Generating Highly Dark–Bright Solitons by Gaussian Beam Propagation in a PANDA Ring Resonator

Abstract

A novel system for generating dark-bright solitons is proposed. The system uses a PANDA ring resonator incorporated with an add/drop filter system. With resonant conditions, chaotic signals are generated from the through and drop ports of the PANDA system and then propagated in the add/drop filter system. Simulation results show that inputting Gaussian pulses in the system generates and controls highly dark-bright signals. To increase system capacity and obtain the required channel signals, we select 20, 100, and 400 μm as the radii of the add/drop filter system.

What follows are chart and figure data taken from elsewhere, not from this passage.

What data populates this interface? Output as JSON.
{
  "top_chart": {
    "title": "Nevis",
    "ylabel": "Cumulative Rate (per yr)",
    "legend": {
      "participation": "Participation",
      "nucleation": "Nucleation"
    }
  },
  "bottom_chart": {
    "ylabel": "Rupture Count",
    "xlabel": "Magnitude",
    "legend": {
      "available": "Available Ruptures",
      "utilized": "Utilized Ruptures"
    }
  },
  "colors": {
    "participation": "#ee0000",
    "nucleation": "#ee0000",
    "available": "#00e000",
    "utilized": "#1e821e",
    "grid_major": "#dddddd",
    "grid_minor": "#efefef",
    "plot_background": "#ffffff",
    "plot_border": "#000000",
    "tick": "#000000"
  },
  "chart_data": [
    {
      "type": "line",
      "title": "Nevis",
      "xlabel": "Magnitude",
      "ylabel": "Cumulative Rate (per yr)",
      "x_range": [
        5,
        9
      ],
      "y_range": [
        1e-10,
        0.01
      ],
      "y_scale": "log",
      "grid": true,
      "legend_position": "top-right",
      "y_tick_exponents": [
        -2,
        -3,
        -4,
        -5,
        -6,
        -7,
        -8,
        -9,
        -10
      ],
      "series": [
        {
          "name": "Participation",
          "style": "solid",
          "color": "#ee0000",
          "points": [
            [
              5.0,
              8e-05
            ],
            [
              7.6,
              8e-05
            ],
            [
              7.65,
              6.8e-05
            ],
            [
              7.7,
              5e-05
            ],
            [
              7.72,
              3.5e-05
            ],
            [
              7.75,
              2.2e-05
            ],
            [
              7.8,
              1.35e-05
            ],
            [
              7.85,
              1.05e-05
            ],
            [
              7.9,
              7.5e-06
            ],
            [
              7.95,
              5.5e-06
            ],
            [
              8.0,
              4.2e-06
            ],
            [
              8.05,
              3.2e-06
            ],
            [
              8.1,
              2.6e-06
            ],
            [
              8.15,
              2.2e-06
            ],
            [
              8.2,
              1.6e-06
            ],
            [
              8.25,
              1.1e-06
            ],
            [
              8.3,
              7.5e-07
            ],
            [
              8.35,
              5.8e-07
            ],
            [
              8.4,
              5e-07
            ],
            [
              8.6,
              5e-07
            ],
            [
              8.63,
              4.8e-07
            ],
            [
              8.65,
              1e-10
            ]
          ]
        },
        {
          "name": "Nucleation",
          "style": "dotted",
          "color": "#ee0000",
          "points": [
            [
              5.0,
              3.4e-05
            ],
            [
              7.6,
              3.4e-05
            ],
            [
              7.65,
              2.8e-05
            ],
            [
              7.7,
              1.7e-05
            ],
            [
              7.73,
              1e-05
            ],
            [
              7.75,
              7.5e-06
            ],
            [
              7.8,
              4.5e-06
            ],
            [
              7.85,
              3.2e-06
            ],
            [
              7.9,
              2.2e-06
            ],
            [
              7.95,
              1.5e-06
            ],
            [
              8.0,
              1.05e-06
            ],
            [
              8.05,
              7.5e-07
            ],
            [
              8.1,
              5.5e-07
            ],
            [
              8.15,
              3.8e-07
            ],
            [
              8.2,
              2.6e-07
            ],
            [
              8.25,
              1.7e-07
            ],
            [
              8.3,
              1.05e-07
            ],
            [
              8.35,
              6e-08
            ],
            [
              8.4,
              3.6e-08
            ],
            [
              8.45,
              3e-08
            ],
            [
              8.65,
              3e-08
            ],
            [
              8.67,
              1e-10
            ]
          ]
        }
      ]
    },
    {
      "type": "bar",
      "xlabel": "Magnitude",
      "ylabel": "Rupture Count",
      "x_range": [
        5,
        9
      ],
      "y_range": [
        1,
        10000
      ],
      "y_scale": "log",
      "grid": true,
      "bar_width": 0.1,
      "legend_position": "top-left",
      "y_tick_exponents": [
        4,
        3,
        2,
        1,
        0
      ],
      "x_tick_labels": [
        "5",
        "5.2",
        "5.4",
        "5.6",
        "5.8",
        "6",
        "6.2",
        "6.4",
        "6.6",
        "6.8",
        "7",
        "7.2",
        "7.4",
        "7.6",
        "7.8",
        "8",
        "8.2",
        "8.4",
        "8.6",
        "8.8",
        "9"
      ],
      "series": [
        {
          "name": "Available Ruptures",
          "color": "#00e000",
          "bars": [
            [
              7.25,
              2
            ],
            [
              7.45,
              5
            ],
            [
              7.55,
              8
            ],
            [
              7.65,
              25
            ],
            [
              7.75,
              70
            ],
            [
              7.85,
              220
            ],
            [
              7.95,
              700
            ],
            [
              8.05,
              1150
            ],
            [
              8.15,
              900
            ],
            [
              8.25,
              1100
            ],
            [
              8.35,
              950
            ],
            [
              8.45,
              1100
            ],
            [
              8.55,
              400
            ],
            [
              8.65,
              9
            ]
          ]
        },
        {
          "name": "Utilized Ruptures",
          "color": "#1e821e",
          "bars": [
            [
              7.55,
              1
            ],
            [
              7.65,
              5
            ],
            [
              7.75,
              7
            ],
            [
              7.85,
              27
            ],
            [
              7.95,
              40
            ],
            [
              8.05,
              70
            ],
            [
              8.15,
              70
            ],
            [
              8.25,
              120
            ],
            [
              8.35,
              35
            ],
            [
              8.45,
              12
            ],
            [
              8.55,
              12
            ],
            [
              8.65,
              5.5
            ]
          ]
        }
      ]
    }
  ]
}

The central wavelength of input power is 1.55 μm, by which ultrashort dark-bright soliton pulses are generated. The simulation results for the wavelength-dependent soliton pulses show full widths at half maximum (FWHMs) of 2.1, 0.42, and 0.11 nm, as well as free spectral ranges (FSRs) of 5.75, 1.15, and 0.29 nm. These values correspond to 20, 100, and 400 μm, respectively. The simulated time-dependent soliton pulses have FWHMs of 8.1, 9.2, and 15.3 ps with a constant FSR of 25 ps. A maximum output power of 80 W can be obtained from the drop port of the PANDA system.